Zatonięcie Titanica, spłonięcie sterowca Hindenburg – to najbardziej słynne katastrofy w historii XX wieku. Tym bardziej, że dotyczyły one środków transportu mających wytyczać nowe standardy, na owe czasy zachwycały swoimi rozmiarami, rozmachem konstrukcji. Ja osobiście do tej dwójki dołożyłbym jeszcze jeden przypadek.
De Havilland Comet był pierwszym odrzutowym samolotem pasażerskim w historii. Używano do w latach pięćdziesiątych. Latał znacznie wyżej i szybciej niż maszyny starszej generacji, zapewniał wysoki komfort podróży. Niestety, w tej beczce miodu znalazła się łyżka dziegciu.
Z niewiadomych przyczyn aeroplany ulegały częstym katastrofom. Zrozpaczeni mechanicy na próżno wyszukiwali tego przyczyn. W końcu znaleziono winowajcę – okna. Ich kształt powodował, że nie wytrzymywały sił na nie oddziaływujących podczas lotu. Zmieniono je, i w konsekwencji Comet stał się bezpieczny.

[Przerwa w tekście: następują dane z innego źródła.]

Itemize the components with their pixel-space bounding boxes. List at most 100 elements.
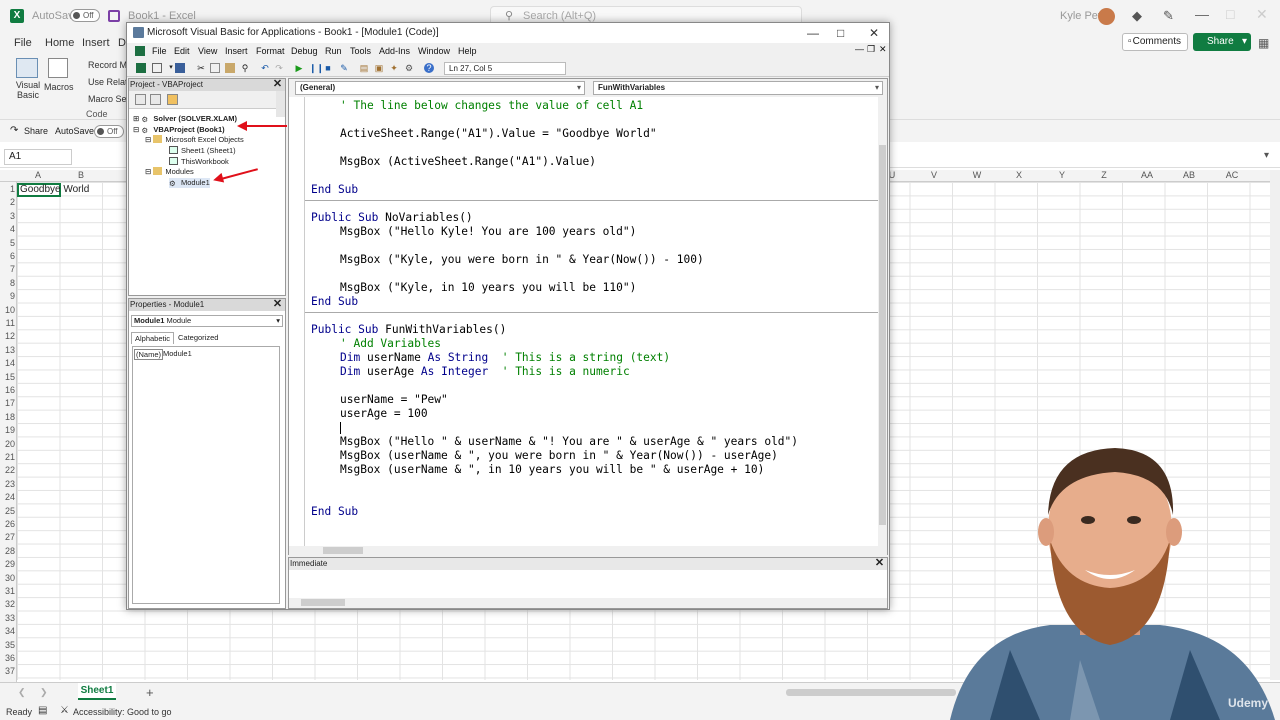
row-header[interactable]: 32 (0, 599, 15, 609)
code-line[interactable]: MsgBox ("Kyle, in 10 years you will be 1… (340, 281, 636, 295)
save-icon[interactable] (108, 10, 120, 22)
quick-autosave-toggle[interactable]: Off (94, 125, 124, 138)
view-object-icon[interactable] (150, 94, 161, 105)
save-icon[interactable] (175, 63, 185, 73)
undo-icon[interactable]: ↶ (260, 63, 270, 73)
code-line[interactable]: Dim userAge As Integer ' This is a numer… (340, 365, 630, 379)
macro-record-icon[interactable]: ▤ (38, 705, 47, 716)
copy-icon[interactable] (210, 63, 220, 73)
row-header[interactable]: 26 (0, 519, 15, 529)
sheet-nav-left-icon[interactable]: ❮ (18, 687, 26, 698)
menu-format[interactable]: Format (256, 46, 285, 56)
code-gutter[interactable] (289, 97, 305, 546)
redo-icon[interactable]: ↷ (274, 63, 284, 73)
code-line[interactable]: MsgBox ("Hello Kyle! You are 100 years o… (340, 225, 636, 239)
column-header[interactable]: AB (1168, 170, 1210, 180)
macros-icon[interactable] (48, 58, 68, 78)
restore-icon[interactable]: □ (1226, 6, 1234, 22)
collapse-icon[interactable]: ⊟ (145, 167, 151, 176)
cut-icon[interactable]: ✂ (196, 63, 206, 73)
code-line[interactable]: MsgBox ("Hello " & userName & "! You are… (340, 435, 798, 449)
procedure-combo[interactable]: FunWithVariables (593, 81, 883, 95)
code-line[interactable]: End Sub (311, 505, 358, 519)
macros-button[interactable]: Macros (44, 82, 74, 92)
code-line[interactable]: userAge = 100 (340, 407, 428, 421)
code-line[interactable]: MsgBox ("Kyle, you were born in " & Year… (340, 253, 704, 267)
menu-run[interactable]: Run (325, 46, 342, 56)
row-header[interactable]: 5 (0, 238, 15, 248)
minimize-icon[interactable]: — (1195, 6, 1209, 22)
code-line[interactable]: MsgBox (userName & ", you were born in "… (340, 449, 778, 463)
menu-insert[interactable]: Insert (225, 46, 248, 56)
name-box[interactable]: A1 (4, 149, 72, 165)
reset-icon[interactable]: ■ (323, 63, 333, 73)
row-header[interactable]: 34 (0, 626, 15, 636)
cell-a1[interactable]: Goodbye World (17, 183, 89, 197)
property-name-value[interactable]: Module1 (163, 349, 192, 358)
row-header[interactable]: 1 (0, 184, 15, 194)
code-horizontal-scrollbar[interactable] (289, 546, 887, 555)
collapse-icon[interactable]: ⊟ (145, 135, 151, 144)
menu-view[interactable]: View (198, 46, 217, 56)
row-header[interactable]: 30 (0, 573, 15, 583)
toggle-folders-icon[interactable] (167, 94, 178, 105)
row-header[interactable]: 14 (0, 358, 15, 368)
row-header[interactable]: 16 (0, 385, 15, 395)
row-header[interactable]: 6 (0, 251, 15, 261)
row-header[interactable]: 12 (0, 331, 15, 341)
column-header[interactable]: AA (1126, 170, 1168, 180)
row-header[interactable]: 7 (0, 264, 15, 274)
close-icon[interactable]: ✕ (1256, 6, 1268, 23)
code-line[interactable]: ActiveSheet.Range("A1").Value = "Goodbye… (340, 127, 657, 141)
row-header[interactable]: 31 (0, 586, 15, 596)
code-vertical-scrollbar[interactable] (878, 97, 887, 546)
child-minimize-icon[interactable]: — (855, 44, 864, 54)
row-header[interactable]: 21 (0, 452, 15, 462)
properties-window-icon[interactable]: ▣ (374, 63, 384, 73)
code-line[interactable]: MsgBox (userName & ", in 10 years you wi… (340, 463, 764, 477)
column-header[interactable]: V (913, 170, 955, 180)
macro-security-button[interactable]: Macro Sec (88, 94, 131, 104)
property-name-key[interactable]: (Name) (134, 349, 164, 360)
scroll-thumb[interactable] (879, 145, 886, 525)
properties-object-select[interactable]: Module1 Module ▾ (131, 315, 283, 327)
immediate-close-icon[interactable]: ✕ (874, 558, 885, 569)
code-line[interactable]: End Sub (311, 183, 358, 197)
sheet-tab-sheet1[interactable]: Sheet1 (78, 683, 116, 700)
code-line[interactable]: MsgBox (ActiveSheet.Range("A1").Value) (340, 155, 596, 169)
row-header[interactable]: 18 (0, 412, 15, 422)
column-header[interactable]: W (956, 170, 998, 180)
diamond-icon[interactable]: ◆ (1132, 8, 1142, 24)
pen-icon[interactable]: ✎ (1163, 8, 1174, 24)
tab-insert[interactable]: Insert (82, 37, 110, 49)
menu-file[interactable]: File (152, 46, 167, 56)
sheet-nav-right-icon[interactable]: ❯ (40, 687, 48, 698)
toolbox-icon[interactable]: ⚙ (404, 63, 414, 73)
project-pane-close-icon[interactable]: ✕ (272, 79, 283, 90)
tab-alphabetic[interactable]: Alphabetic (131, 332, 175, 344)
column-header[interactable]: Z (1083, 170, 1125, 180)
share-button[interactable]: Share ▾ (1193, 33, 1251, 51)
break-icon[interactable]: ❙❙ (309, 63, 324, 73)
immediate-scrollbar[interactable] (289, 598, 887, 608)
row-header[interactable]: 29 (0, 559, 15, 569)
row-header[interactable]: 27 (0, 532, 15, 542)
vba-close-icon[interactable]: ✕ (869, 23, 879, 43)
tree-item-modules[interactable]: ⊟ Modules (145, 167, 194, 177)
column-header[interactable]: Y (1041, 170, 1083, 180)
scroll-thumb[interactable] (323, 547, 363, 554)
menu-tools[interactable]: Tools (350, 46, 371, 56)
collapse-icon[interactable]: ⊟ (133, 125, 139, 134)
tab-categorized[interactable]: Categorized (175, 332, 221, 343)
run-icon[interactable]: ▶ (294, 63, 304, 73)
project-explorer-icon[interactable]: ▤ (359, 63, 369, 73)
row-header[interactable]: 19 (0, 425, 15, 435)
row-header[interactable]: 23 (0, 479, 15, 489)
menu-add-ins[interactable]: Add-Ins (379, 46, 410, 56)
row-header[interactable]: 35 (0, 640, 15, 650)
tree-item-excel-objects[interactable]: ⊟ Microsoft Excel Objects (145, 135, 244, 145)
column-header[interactable]: AC (1211, 170, 1253, 180)
paste-icon[interactable] (225, 63, 235, 73)
help-icon[interactable]: ? (424, 63, 434, 73)
comments-button[interactable]: ▫ Comments (1122, 33, 1188, 51)
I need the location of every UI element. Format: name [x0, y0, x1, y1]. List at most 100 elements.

Niestety, jego reputacja została mocno nadszarpnięta. Pasażerowie bali mu się zaufać. Konkurencja nie spała, a gwoździem do trumny tego samolotu był nowo wprowadzony Boeing 707.
Comet idealnie wpisuje się w los Titanica i Hindenburga. Był przełomowy, stanowił szczyt ówczesnej techniki. A o jego klęsce zadecydowały w sumie drobne detale, uziemiające go na dobre. Aczkolwiek nie do końca konstrukcja ta przepadła, gdyż na jej podstawie powstał udany samolot patrolowo-uderzeniowy Nimrod, używany w warunkach morskich.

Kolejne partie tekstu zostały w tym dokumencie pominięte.